A new ‘Party of Five’ capably tells the story of a family facing the immigration crackdown

Hank Stuever

THE WASHINGTON POST – Viewers have earned the right to be picky – and even disdainful – when it comes to the steady excess of TV reboots, resurrections and revivals. Not only do such shows feed a troubling nostalgia addiction in our popular culture, they prevent progress and true innovation. For every reboot that crowds the schedule, an original idea is lost at sea.

Freeform’s capable and compelling rendition of Party of Five, from the same creators who brought us the 1990s hit drama about five orphaned siblings, makes a more than adequate case for do-overs.

This “Party of Five” is about a Los Angeles family, the Acostas, whose lives are turned upside-down when Immigration and Customs Enforcement officers raid Los Cantaritos, the casual Mexican restaurant owned by parents Javier (Bruno Bichir) and Gloria (Fernanda Urrejola).

Tipped off that ICE is on its way, Javier hustles his undocumented kitchen employees out the back door, never dreaming that the agents have come for him and Gloria instead. They’ve spent two decades building a family and a business, paying taxes and pledging their patriotism – yet, indeed, they themselves lack the necessary proof. They’re arrested and sent to a detention centre where they await a deportation hearing.

That’s an immediate, and topical, swerve from the original series, yet the result is tonally similar: The Acosta children – four siblings and a baby brother – are left to fend for themselves, juggling school, child care and restaurant management in one fell swoop while also trying to hire the best legal aid for their parents.

FROM LEFT: Valentina, Emilio, Rafael and Beto Acosta deal with the deportation of their parents in ‘Party of Five’. PHOTO: THE WASHINGTON POST

Oldest brother Emilio (Brandon Larracuente), is a striving musician with an increasingly jeopardised “dreamer” status; beyond that, he’s preoccupied with fronting his band, the Natural Disasters.
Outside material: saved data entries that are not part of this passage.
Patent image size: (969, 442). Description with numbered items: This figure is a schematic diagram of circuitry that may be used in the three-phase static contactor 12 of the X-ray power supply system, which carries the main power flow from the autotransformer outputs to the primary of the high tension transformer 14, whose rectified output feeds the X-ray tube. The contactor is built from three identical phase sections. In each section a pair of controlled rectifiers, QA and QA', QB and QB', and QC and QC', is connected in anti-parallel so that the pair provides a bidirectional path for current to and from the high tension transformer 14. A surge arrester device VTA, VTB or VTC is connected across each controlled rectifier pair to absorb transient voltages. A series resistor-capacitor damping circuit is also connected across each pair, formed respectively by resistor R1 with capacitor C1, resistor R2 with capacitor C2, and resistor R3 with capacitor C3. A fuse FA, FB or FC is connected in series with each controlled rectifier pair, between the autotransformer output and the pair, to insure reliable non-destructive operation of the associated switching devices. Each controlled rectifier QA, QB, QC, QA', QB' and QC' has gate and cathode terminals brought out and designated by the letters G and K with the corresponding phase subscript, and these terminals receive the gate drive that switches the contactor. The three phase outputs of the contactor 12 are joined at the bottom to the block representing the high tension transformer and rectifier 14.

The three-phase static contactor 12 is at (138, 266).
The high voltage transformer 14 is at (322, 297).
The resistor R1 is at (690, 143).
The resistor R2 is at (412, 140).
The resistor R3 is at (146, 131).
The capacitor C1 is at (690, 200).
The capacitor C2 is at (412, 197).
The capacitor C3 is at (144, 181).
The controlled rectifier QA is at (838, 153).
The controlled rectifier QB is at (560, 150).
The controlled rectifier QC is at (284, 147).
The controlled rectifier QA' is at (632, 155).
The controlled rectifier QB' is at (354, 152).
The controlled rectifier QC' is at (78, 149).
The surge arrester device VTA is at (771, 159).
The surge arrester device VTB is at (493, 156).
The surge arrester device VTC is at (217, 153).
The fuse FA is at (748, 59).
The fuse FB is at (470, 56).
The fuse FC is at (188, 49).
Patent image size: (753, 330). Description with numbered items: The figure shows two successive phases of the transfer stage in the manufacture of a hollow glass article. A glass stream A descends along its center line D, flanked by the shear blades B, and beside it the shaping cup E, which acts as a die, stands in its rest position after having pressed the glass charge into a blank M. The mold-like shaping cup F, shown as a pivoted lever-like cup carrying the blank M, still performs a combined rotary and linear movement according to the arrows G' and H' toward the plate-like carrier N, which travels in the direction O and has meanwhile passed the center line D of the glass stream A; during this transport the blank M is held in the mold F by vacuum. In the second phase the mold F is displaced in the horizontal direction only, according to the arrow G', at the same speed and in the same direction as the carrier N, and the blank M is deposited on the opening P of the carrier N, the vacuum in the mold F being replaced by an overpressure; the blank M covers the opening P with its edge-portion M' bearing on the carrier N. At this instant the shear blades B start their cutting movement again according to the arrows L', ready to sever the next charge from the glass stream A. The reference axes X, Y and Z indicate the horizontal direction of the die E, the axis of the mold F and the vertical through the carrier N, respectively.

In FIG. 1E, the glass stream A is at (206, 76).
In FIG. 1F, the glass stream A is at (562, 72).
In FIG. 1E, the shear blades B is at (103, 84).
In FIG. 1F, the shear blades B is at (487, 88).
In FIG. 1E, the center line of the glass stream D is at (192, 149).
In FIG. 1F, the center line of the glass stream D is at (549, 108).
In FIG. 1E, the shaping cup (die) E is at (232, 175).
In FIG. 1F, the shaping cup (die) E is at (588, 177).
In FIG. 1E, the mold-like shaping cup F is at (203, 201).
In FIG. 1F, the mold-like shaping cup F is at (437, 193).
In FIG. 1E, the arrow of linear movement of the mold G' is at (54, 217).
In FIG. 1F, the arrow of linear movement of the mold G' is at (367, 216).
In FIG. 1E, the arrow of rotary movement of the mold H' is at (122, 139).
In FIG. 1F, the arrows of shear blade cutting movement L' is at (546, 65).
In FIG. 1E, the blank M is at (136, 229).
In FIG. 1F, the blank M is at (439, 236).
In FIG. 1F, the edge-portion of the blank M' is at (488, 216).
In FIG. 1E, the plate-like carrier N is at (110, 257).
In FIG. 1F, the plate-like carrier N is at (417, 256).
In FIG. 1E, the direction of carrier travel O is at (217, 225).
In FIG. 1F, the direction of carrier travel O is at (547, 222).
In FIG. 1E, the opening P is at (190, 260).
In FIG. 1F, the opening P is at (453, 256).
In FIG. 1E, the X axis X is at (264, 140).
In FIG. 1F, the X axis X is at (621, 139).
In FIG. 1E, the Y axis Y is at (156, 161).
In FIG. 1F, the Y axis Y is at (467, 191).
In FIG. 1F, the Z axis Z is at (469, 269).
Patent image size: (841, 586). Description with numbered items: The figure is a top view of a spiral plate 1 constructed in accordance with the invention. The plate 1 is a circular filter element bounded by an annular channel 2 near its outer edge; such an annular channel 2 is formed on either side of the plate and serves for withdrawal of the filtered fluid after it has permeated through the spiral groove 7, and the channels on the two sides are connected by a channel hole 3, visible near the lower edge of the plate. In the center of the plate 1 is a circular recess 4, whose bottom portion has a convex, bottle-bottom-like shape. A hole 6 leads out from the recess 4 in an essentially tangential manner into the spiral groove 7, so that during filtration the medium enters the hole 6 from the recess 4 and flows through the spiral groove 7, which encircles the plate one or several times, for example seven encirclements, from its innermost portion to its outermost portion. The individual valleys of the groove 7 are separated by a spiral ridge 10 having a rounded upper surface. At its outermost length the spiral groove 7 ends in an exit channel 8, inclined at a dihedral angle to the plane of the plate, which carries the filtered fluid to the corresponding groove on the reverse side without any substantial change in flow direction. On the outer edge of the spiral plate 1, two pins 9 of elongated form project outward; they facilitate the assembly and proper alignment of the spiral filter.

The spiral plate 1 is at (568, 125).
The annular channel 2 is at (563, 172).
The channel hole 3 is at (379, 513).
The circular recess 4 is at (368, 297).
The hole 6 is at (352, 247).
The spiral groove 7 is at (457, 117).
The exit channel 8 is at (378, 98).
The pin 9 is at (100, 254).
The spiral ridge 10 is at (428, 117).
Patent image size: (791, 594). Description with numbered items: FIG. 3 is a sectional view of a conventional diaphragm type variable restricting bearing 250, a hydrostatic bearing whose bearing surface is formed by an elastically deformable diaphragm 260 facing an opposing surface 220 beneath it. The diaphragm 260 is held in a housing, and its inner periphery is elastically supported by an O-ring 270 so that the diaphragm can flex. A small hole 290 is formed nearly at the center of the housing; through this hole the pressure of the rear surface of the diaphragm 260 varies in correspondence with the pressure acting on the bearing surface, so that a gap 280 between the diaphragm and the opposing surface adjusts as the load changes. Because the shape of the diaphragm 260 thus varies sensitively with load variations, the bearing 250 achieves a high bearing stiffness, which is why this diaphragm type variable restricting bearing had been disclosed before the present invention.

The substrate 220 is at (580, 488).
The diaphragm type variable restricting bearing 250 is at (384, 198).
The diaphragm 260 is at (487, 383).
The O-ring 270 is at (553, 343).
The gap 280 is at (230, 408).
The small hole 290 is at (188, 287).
The remaining four Acosta siblings are natural-born citizens who are so Americanised that they never learned to speak much Spanish. Twins Lucia (Emily Tosta) and Beto (Niko Guardado) are high school juniors with opposite problems: She’s a gifted student straining against authority figures; he’s a happy-go-lucky jock in danger of flunking half his classes. Kid sister Valentina (Elle Paris Legaspi) is the family genius, skipping grades in math but also the most visibly traumatised by what’s happened. Their baby brother, Rafael, is an adorable reminder of big change.

The echoes to the first series are apparent but not forced. Creators Amy Lippman and Christopher Keyser have put great thought and empathy into telling the Acosta family’s story in all the ways that it would naturally differ from the Salinger days, using the opportunity to give American viewers a solid, up-close experience of how easily United States immigration policy can tear apart a good, law-abiding family. That in itself is an overdue idea for a TV drama.

But Lippman and Keyser have also retained the lived-in, comfortable pace of their earlier show, reminding viewers that this family’s daily dramas can be as ordinary as often they can be extraordinary. Their young actors ably convey the emotional instability of a devastated household, helped greatly by dialogue that sounds and feels authentic rather than oversweetened.

When Javier and Gloria’s appeal is denied by an immigration court judge and they are deported to Mexico, Lucia angrily argues with the officers taking her parents away.

“Dignity, mi hija,” Javier tells his daughter, from behind a chain-link fence. “Show them who we are.”

“They don’t care who we are, Papi,” Lucia says. “Don’t you see that by now?”

“We’ll show ourselves,” Javier replies.